The Lutheran Church Missouri Synod has a variety of visual emphases, with some imagery on religion in action, som on upcoming events, and some on global outreach. The visuals seem to be reaching out to adults in a range of ages.

#14: Episcopal Church | episcopalchurch.org

The Episcopal Church’s website only had five images, but there is some visual emphasis on religion in action (interacting with preacher) and church leadership. It’s not really clear from the imagery what the intended message is or who the audience may be.

#15: Pentecostal Assemblies of the World, Inc. |  PAWINC.org

The Pentecostal Assemblies of the World has a unique diversity of images with most of the emphasis on leadership and upcoming events. Interestingly, this website also draws attention to a scam alert, which appeared to be notifying current membership of a circulating scam, but nothing related to religion or the church.

#16: Churches of Christ | church-of-christ.org

The Churches of Christ website has an interesting mix of images, with some religion in action (reading bibles and getting baptized) but also in promoting custom mobile apps (this appears to be an ad for congregation leaders). There are also some inspirational messages.
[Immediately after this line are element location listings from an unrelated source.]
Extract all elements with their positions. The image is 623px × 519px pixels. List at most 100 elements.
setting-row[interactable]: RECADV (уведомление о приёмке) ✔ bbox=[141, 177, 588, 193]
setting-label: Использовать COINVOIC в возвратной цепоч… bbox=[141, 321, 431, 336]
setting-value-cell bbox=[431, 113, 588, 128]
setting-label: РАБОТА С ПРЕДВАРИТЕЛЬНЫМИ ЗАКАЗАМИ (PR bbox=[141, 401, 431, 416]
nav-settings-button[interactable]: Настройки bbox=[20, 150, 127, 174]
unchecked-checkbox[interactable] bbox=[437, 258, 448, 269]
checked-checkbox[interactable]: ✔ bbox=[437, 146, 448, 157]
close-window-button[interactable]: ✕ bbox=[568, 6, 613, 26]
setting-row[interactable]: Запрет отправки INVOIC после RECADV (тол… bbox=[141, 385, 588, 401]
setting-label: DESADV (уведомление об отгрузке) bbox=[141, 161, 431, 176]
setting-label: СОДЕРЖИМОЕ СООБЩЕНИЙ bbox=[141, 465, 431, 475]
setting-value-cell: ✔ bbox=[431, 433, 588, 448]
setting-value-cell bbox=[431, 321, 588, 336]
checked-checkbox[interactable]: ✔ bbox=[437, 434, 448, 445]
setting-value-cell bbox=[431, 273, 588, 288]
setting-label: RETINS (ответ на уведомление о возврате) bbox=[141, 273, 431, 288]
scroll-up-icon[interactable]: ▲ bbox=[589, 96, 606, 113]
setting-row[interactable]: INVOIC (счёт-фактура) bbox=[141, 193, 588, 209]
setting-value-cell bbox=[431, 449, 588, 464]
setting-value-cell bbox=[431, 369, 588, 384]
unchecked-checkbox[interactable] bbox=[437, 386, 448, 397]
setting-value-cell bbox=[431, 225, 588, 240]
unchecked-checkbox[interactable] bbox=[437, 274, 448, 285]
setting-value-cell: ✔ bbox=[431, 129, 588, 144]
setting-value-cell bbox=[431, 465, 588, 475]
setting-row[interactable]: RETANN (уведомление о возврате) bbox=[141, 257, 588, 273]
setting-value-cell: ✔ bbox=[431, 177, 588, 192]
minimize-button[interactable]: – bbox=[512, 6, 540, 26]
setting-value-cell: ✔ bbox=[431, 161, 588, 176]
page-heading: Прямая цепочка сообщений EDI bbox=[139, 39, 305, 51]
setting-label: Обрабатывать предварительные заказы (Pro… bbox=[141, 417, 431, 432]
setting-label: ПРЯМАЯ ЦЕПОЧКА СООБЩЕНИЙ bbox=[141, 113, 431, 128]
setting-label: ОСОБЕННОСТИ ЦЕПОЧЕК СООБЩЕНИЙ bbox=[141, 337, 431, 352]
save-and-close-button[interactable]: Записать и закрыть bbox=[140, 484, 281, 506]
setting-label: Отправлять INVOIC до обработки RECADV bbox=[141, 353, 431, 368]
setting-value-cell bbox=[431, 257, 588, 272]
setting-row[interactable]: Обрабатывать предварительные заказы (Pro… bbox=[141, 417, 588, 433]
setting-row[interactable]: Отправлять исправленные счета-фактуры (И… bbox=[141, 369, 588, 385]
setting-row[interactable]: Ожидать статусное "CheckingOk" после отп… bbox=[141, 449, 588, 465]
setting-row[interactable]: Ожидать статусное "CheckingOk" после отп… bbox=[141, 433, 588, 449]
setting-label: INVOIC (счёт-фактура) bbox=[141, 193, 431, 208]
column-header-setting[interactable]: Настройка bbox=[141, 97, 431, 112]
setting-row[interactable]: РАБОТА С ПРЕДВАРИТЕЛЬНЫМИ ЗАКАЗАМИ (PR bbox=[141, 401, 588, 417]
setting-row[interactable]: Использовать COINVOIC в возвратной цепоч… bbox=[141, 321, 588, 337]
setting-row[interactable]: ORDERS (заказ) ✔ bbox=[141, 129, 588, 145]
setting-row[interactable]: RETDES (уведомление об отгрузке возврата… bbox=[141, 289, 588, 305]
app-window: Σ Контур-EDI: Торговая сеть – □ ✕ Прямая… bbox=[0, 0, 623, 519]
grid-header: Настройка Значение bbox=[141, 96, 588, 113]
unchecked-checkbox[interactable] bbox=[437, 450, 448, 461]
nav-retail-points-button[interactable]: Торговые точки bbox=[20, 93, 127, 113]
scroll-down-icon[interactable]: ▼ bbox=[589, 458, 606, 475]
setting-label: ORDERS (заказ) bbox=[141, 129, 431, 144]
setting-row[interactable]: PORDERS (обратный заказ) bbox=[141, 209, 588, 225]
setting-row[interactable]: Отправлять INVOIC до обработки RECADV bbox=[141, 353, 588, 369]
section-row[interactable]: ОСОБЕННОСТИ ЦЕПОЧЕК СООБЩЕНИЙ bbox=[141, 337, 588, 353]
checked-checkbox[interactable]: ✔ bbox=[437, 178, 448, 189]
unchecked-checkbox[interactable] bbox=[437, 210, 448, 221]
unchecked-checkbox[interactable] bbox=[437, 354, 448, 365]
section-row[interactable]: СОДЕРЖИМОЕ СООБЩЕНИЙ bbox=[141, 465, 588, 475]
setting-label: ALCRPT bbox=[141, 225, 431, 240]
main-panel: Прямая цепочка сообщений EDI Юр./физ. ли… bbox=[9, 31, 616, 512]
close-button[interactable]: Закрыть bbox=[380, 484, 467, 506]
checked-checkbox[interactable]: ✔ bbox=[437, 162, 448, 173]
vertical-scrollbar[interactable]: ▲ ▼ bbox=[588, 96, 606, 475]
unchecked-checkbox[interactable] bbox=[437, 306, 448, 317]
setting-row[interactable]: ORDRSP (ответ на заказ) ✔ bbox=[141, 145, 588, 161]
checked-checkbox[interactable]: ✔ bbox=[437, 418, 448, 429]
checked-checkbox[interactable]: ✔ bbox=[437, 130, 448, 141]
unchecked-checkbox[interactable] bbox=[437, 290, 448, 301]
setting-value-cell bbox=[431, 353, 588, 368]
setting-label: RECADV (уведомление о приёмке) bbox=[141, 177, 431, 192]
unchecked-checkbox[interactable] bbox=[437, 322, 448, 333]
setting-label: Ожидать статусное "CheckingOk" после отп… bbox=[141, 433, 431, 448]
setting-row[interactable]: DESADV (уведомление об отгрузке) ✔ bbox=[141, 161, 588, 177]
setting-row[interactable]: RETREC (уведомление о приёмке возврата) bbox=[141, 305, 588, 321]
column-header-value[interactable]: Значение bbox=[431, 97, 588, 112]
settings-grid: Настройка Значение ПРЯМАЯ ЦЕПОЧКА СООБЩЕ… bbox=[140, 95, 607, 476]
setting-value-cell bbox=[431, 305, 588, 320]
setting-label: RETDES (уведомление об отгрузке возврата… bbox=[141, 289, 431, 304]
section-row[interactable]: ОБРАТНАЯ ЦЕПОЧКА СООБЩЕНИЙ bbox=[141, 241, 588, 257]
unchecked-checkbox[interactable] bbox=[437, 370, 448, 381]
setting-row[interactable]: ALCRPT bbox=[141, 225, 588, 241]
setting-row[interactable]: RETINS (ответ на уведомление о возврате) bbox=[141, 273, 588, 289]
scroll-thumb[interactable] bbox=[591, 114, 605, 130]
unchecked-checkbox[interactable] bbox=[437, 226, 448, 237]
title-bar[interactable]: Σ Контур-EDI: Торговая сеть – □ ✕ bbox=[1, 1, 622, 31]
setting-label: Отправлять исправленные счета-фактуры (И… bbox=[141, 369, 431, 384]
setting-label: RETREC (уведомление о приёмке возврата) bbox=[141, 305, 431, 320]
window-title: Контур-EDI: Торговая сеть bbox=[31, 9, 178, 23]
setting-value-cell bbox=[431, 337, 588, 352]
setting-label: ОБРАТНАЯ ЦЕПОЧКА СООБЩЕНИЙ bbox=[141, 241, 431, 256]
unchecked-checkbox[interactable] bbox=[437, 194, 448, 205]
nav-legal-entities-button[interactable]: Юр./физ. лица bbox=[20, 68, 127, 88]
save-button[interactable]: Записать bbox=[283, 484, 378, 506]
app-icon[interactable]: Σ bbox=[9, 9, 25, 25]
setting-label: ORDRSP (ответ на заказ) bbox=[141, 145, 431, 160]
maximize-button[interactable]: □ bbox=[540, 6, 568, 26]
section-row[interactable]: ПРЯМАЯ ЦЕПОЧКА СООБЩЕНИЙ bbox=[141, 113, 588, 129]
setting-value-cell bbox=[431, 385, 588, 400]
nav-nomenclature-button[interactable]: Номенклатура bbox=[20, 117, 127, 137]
The website appears to be appealing to younger and middle-aged adults.

#17: Greek Orthodox Archdiocese of America | goarch.org

The Greek Orthodox Archdiocese of America has a diverse range of visual imagery, with some focus on their new buildings of worship, some religion in action (bible study group), doctrinal principles (fatherhood), as well as images of antiquity balanced with more modern imagery. The style and images of the photographs seem to appeal to all ages, from children to adults, though there seems to be an emphasis towards younger adults.
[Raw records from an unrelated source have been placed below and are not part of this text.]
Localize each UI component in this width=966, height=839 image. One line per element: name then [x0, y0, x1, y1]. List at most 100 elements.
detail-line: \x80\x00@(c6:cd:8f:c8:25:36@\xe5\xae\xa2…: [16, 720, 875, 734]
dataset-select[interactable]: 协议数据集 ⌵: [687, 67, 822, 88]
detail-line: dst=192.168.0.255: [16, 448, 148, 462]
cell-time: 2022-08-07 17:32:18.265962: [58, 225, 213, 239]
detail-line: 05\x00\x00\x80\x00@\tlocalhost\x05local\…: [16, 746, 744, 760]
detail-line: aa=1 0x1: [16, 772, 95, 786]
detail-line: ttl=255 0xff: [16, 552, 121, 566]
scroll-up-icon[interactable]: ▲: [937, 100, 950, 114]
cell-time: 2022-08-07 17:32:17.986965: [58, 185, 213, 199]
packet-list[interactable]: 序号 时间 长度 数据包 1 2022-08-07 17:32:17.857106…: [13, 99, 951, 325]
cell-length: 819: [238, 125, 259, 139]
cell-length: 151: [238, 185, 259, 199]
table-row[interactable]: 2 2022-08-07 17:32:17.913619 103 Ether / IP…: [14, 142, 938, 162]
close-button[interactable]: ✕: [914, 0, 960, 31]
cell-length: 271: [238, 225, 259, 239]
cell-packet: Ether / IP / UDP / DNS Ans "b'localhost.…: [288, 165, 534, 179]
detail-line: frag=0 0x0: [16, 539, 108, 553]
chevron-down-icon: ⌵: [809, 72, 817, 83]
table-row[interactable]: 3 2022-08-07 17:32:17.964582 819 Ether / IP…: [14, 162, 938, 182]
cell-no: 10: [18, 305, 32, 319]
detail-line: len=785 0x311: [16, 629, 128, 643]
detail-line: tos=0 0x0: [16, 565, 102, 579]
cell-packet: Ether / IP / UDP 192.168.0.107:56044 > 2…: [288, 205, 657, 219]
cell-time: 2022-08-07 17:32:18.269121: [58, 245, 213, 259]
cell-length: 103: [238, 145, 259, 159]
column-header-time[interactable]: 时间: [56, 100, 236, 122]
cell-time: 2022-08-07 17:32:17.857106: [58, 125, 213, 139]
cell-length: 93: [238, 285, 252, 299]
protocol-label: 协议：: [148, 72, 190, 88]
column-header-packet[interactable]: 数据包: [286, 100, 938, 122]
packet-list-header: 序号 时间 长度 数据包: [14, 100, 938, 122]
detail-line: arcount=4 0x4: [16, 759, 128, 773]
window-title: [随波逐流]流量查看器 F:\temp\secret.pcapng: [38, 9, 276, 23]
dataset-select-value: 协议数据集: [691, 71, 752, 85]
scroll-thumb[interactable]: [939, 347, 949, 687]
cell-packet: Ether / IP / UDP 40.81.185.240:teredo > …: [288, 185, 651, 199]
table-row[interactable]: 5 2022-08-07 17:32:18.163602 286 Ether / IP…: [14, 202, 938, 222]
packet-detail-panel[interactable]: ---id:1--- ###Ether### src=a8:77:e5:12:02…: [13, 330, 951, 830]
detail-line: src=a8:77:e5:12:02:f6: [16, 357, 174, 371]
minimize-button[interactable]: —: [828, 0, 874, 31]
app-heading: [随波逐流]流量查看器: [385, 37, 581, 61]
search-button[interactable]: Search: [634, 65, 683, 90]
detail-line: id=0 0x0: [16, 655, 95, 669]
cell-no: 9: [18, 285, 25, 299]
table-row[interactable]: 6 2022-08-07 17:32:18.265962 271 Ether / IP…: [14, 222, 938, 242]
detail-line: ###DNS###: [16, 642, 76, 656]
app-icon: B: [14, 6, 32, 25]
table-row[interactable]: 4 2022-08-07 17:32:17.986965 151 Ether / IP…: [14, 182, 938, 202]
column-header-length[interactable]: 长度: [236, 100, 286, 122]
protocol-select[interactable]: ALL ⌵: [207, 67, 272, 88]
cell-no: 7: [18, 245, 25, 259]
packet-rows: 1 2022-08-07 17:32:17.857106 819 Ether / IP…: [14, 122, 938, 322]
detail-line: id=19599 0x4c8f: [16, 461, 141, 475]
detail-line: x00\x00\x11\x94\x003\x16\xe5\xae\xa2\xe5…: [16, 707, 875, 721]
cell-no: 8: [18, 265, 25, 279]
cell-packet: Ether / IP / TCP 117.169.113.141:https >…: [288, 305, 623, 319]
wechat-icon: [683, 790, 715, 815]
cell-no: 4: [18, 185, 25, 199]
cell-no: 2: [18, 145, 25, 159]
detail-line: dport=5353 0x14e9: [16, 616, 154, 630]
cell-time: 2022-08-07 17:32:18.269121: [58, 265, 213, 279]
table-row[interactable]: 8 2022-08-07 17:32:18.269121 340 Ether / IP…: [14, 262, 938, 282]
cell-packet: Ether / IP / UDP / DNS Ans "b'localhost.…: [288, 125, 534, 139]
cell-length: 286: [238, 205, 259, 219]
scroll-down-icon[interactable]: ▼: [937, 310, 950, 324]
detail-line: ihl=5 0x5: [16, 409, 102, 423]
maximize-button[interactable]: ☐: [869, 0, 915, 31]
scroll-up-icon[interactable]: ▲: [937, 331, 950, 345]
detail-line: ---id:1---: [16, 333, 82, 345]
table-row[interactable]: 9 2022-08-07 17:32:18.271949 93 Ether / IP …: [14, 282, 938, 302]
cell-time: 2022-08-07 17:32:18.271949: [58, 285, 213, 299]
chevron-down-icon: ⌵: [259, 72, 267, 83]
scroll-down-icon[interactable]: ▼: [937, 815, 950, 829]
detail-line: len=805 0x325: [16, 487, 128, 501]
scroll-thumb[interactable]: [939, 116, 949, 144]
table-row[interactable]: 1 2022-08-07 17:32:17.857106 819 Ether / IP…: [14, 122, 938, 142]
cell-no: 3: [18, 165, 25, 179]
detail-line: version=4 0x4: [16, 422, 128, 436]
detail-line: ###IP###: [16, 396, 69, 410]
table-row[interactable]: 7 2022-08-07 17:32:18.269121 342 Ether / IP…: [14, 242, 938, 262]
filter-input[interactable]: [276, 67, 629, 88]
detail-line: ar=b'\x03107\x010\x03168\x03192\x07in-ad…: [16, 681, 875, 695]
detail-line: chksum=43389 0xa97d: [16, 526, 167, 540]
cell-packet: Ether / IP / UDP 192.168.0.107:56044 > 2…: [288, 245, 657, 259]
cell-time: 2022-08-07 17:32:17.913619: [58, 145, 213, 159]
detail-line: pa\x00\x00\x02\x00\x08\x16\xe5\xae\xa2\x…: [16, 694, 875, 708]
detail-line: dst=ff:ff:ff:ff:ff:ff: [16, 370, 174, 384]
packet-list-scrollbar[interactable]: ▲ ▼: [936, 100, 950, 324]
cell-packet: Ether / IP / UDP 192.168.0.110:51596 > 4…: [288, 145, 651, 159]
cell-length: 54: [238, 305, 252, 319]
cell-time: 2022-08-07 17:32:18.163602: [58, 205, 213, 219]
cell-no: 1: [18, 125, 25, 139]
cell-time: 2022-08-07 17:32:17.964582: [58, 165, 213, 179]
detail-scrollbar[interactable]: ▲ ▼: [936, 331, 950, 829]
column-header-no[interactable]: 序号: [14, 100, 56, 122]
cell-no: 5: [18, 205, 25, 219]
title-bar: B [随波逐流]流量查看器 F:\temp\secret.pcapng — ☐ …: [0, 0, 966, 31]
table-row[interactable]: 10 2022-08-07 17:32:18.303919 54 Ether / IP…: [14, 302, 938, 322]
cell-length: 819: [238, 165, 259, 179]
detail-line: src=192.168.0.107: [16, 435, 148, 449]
#18: African Methodist Epsicopal Zion | AMEZ.org

The African Methodist Episcopal Zion church’s website has a heavy visual emphasis on upcoming events. As a part of the event promotion, leadership is highlighted.

#19: American Baptist Churches USA | ABC-USA.org 

The American Baptist Churches USA website is almost entirely focused on upcoming events and summits, though some imagery points to religion in action (group prayer) and service. The audience for this website, based on the visuals, appears to be geared toward younger adults.

#20: Jehovah’s Witnesses | JW.org

The Jehovah’s Witness website has a heavy visual emphasis on religion in action (especially preaching the gospel), but simultaneously emphasizing global outreach and reading scriptures. Other doctrinal points are emphasized. The website seems to appeal to families and younger age groups, with a cartoon for small children.